Wastewater pump selection – a material approach

Published:  10 September, 2015

Due to the unpredictable nature of modern wastewater, sewage pumps are subject to vastly variable levels of corrosion and abrasion. Selecting the most suitable material is therefore imperative to obtain a reliable, long-lasting and cost-effective solution. PWE spoke to Tony Price, market development manager at Xylem Water Solutions who explained the measures that can be undertaken to protect pumps and prolong their lifetime.

Over the past few decades, the method of transferring wastewater has become increasingly more complex due to geographical extensions, which have increased the corrosive and abrasive effects of wastewater.

Although wastewater treatment has improved, the amount of oxygen in wastewater, together with chemical treatment of wastewater generally, leads to a higher degree of corrosion of volutes, pump impellers and propellers.

As a result, higher demands are placed on the correct selection of pump material. This is a critical measure in the protection of pumps to ensure optimal long-term performance resulting in sustained high efficiency and ultimately leading to significant energy savings.”

The role of wastewater in a pumps lifetime

Typically, the factors that affect the nature of wastewater are chloride content, pH value, temperature, oxygen content and levels of abrasion. All of these variables should be considered when selecting the pump material and protection.

Untreated wastewater does not normally contain dissolved oxygen. However, if oxygen is present, even in low quantities, then unacceptable levels of corrosion can occur. In untreated wastewater, abrasive particles are often present increasing the risk of wear on the hydraulic parts.

Pump parts, such as impellers, propellers and suction covers which are in direct contact with the transferred liquid, are at the highest risk of erosive wear. Wastewater velocity is directly proportional to the wear rate. This needs to be minimised as when the velocity of the liquid transfer increases, so does the wear rate.

Controlling the impact

The choice of pump material primarily depends upon the application and ensuring the correct selection is the key to achieving a long pumping lifetime. Being the component with the highest level of contact with transferred liquid, the material used in the impeller is a crucial factor as it is heavily affected by wear and erosion - corrosion.

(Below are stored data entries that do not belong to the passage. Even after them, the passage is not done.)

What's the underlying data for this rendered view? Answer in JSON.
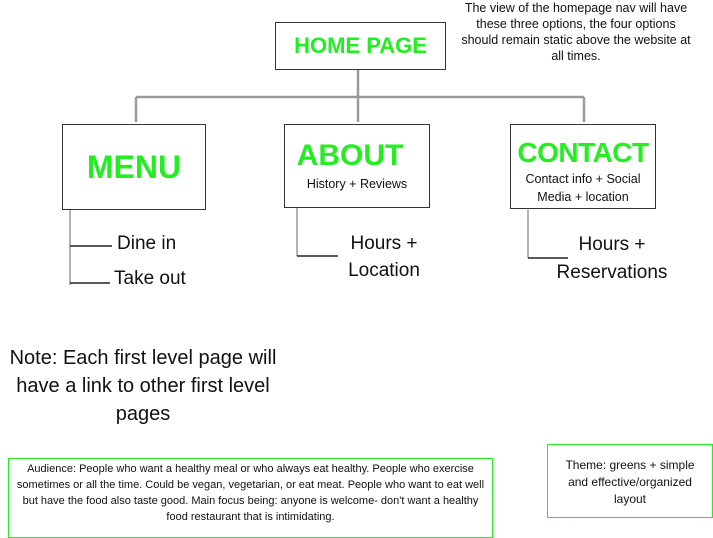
{
  "title_note": "The view of the homepage nav will have these three options, the four options should remain static above the website at all times.",
  "home": {
    "label": "HOME PAGE"
  },
  "nav": [
    {
      "label": "MENU",
      "sub": "",
      "children": [
        "Dine in",
        "Take out"
      ]
    },
    {
      "label": "ABOUT",
      "sub": "History + Reviews",
      "children": [
        "Hours + Location"
      ]
    },
    {
      "label": "CONTACT",
      "sub": "Contact info + Social Media + location",
      "children": [
        "Hours + Reservations"
      ]
    }
  ],
  "note": "Note: Each first level page will have a link to other first level pages",
  "audience": "Audience: People who want a healthy meal or who always eat healthy. People who exercise sometimes or all the time. Could be vegan, vegetarian, or eat meat. People who want to eat well but have the food also taste good. Main focus being: anyone is welcome- don't want a healthy food restaurant that is intimidating.",
  "theme": "Theme: greens + simple and effective/organized layout",
  "colors": {
    "accent": "#22ee22",
    "connector": "#9a9a9a",
    "border": "#333333"
  }
}
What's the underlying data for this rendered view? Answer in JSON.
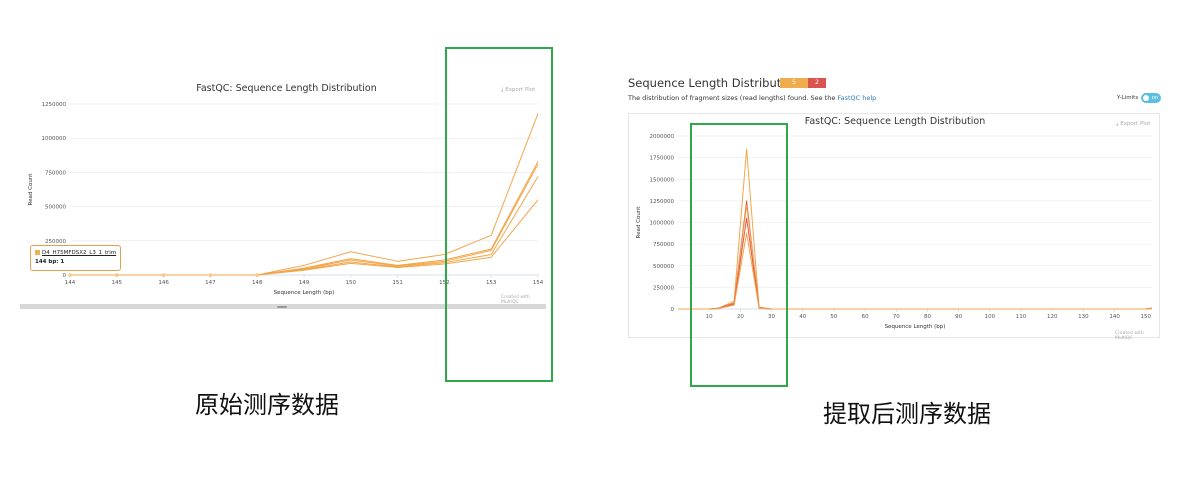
{
  "captions": {
    "left": "原始测序数据",
    "right": "提取后测序数据"
  },
  "left_panel": {
    "export_label": "Export Plot",
    "credit": "Created with MultiQC",
    "tooltip": {
      "sample": "D4_H75MFDSX2_L3_1_trim",
      "value": "144 bp: 1"
    }
  },
  "right_panel": {
    "section_title": "Sequence Length Distribution",
    "badges": [
      "5",
      "2"
    ],
    "description": "The distribution of fragment sizes (read lengths) found. See the",
    "help_link": "FastQC help",
    "ylimits_label": "Y-Limits",
    "toggle_label": "on",
    "export_label": "Export Plot",
    "credit": "Created with MultiQC"
  },
  "colors": {
    "line_orange": "#f2a64a",
    "line_red": "#e0584a",
    "highlight_green": "#2ea84a",
    "badge_orange": "#f0ad4e",
    "badge_red": "#d9534f",
    "toggle_blue": "#5bc0de"
  },
  "chart_data": [
    {
      "type": "line",
      "title": "FastQC: Sequence Length Distribution",
      "xlabel": "Sequence Length (bp)",
      "ylabel": "Read Count",
      "xlim": [
        144,
        154
      ],
      "ylim": [
        0,
        1250000
      ],
      "x_ticks": [
        144,
        145,
        146,
        147,
        148,
        149,
        150,
        151,
        152,
        153,
        154
      ],
      "y_ticks": [
        0,
        250000,
        500000,
        750000,
        1000000,
        1250000
      ],
      "grid": true,
      "series": [
        {
          "x": [
            144,
            148,
            149,
            150,
            151,
            152,
            153,
            154
          ],
          "y": [
            0,
            0,
            70000,
            170000,
            100000,
            150000,
            290000,
            1180000
          ]
        },
        {
          "x": [
            144,
            148,
            149,
            150,
            151,
            152,
            153,
            154
          ],
          "y": [
            0,
            0,
            50000,
            120000,
            70000,
            110000,
            190000,
            830000
          ]
        },
        {
          "x": [
            144,
            148,
            149,
            150,
            151,
            152,
            153,
            154
          ],
          "y": [
            0,
            0,
            45000,
            110000,
            65000,
            100000,
            180000,
            810000
          ]
        },
        {
          "x": [
            144,
            148,
            149,
            150,
            151,
            152,
            153,
            154
          ],
          "y": [
            0,
            0,
            40000,
            95000,
            60000,
            90000,
            150000,
            720000
          ]
        },
        {
          "x": [
            144,
            148,
            149,
            150,
            151,
            152,
            153,
            154
          ],
          "y": [
            0,
            0,
            35000,
            85000,
            55000,
            80000,
            130000,
            550000
          ]
        }
      ]
    },
    {
      "type": "line",
      "title": "FastQC: Sequence Length Distribution",
      "xlabel": "Sequence Length (bp)",
      "ylabel": "Read Count",
      "xlim": [
        0,
        152
      ],
      "ylim": [
        0,
        2000000
      ],
      "x_ticks": [
        10,
        20,
        30,
        40,
        50,
        60,
        70,
        80,
        90,
        100,
        110,
        120,
        130,
        140,
        150
      ],
      "y_ticks": [
        0,
        250000,
        500000,
        750000,
        1000000,
        1250000,
        1500000,
        1750000,
        2000000
      ],
      "grid": true,
      "series": [
        {
          "x": [
            0,
            10,
            13,
            18,
            22,
            26,
            30,
            150,
            152
          ],
          "y": [
            0,
            0,
            10000,
            90000,
            1850000,
            20000,
            0,
            0,
            10000
          ]
        },
        {
          "x": [
            0,
            10,
            13,
            18,
            22,
            26,
            30,
            150,
            152
          ],
          "y": [
            0,
            0,
            8000,
            70000,
            1250000,
            15000,
            0,
            0,
            8000
          ]
        },
        {
          "x": [
            0,
            10,
            13,
            18,
            22,
            26,
            30,
            150,
            152
          ],
          "y": [
            0,
            0,
            7000,
            60000,
            1200000,
            12000,
            0,
            0,
            7000
          ]
        },
        {
          "x": [
            0,
            10,
            13,
            18,
            22,
            26,
            30,
            150,
            152
          ],
          "y": [
            0,
            0,
            6000,
            55000,
            1050000,
            10000,
            0,
            0,
            6000
          ]
        },
        {
          "x": [
            0,
            10,
            13,
            18,
            22,
            26,
            30,
            150,
            152
          ],
          "y": [
            0,
            0,
            5000,
            45000,
            880000,
            8000,
            0,
            0,
            5000
          ]
        }
      ]
    }
  ]
}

The most frequently used pump materials, especially for the impeller, are grey iron, stainless steel and hard-iron. Grey iron is known for its excellent casting and machining properties and is a suitable choice of material if there are no requirements for corrosion protection or extra wear requirements. Grey iron can be hardened where required, for example on an impeller’s leading edge. Stainless steel demonstrates a higher resistance to types of corrosion but where abrasive particles are present there is a lower resistance to wear.

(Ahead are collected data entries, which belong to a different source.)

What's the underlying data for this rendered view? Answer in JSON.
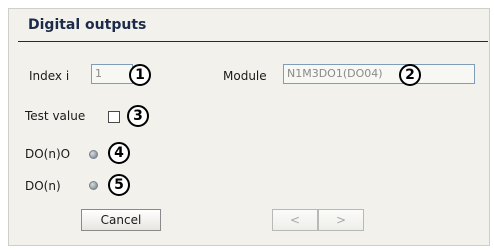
{
  "panel": {
    "title": "Digital outputs"
  },
  "index": {
    "label": "Index i",
    "value": "1"
  },
  "module": {
    "label": "Module",
    "value": "N1M3DO1(DO04)"
  },
  "test_value": {
    "label": "Test value",
    "checked": false
  },
  "do_n_o": {
    "label": "DO(n)O",
    "led_state": "off"
  },
  "do_n": {
    "label": "DO(n)",
    "led_state": "off"
  },
  "buttons": {
    "cancel": "Cancel",
    "prev": "<",
    "next": ">"
  },
  "callouts": [
    "1",
    "2",
    "3",
    "4",
    "5"
  ],
  "icons": {
    "led": "status-led-icon"
  }
}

Hard iron demonstrates medium corrosion resistance while displaying very good wear resistance properties. In instances where there is a high level of abrasive particles but low Chloride content (hence minimal corrosive effect), the use of standard pump materials combined with a hard iron impeller and Insert Ring will prolong the expected lifetime of the pump. This is a common solution for handling wastewater applications with abrasive particles.

Should there be a high chloride content within the wastewater, the high corrosion effects can be countered by using an epoxy coating on the pump combined with Zinc anodes in addition to the Hard Iron components as previously stated.

Taking the hard line on long term protection

Hard-iron is a high-strength alloy containing 25% chromium and 3% carbon. After solidification this makes Hard Iron highly resistant to abrasive wear and erosion – corrosion. In terms of relative wear, Grey Iron shows an index of 1.3 (3.3 if hardened) whereas stainless steel is 2.0; hard iron shows a relative wear index of 10 and is resistant to chloride levels of up to 300ppm.

Tony Price explained his company has conducted extensive accelerated wear tests on impellers at its laboratory, and observed that grey iron and stainless steel wore at approximately the same rate; 2mm in 50-63 hours of accelerated testing. However, hard iron displayed this level of wear at 190 hours of accelerated testing thus demonstrating the suitability of this material for abrasive applications as found within modern wastewater.

Price concludes that he believes hard-iron pumps offer a long-term solution to the transportation of corrosive and abrasive wastewater, which not only can meet the highest pumping requirements, but can also reduce maintenance costs and provide sustained high efficiency levels.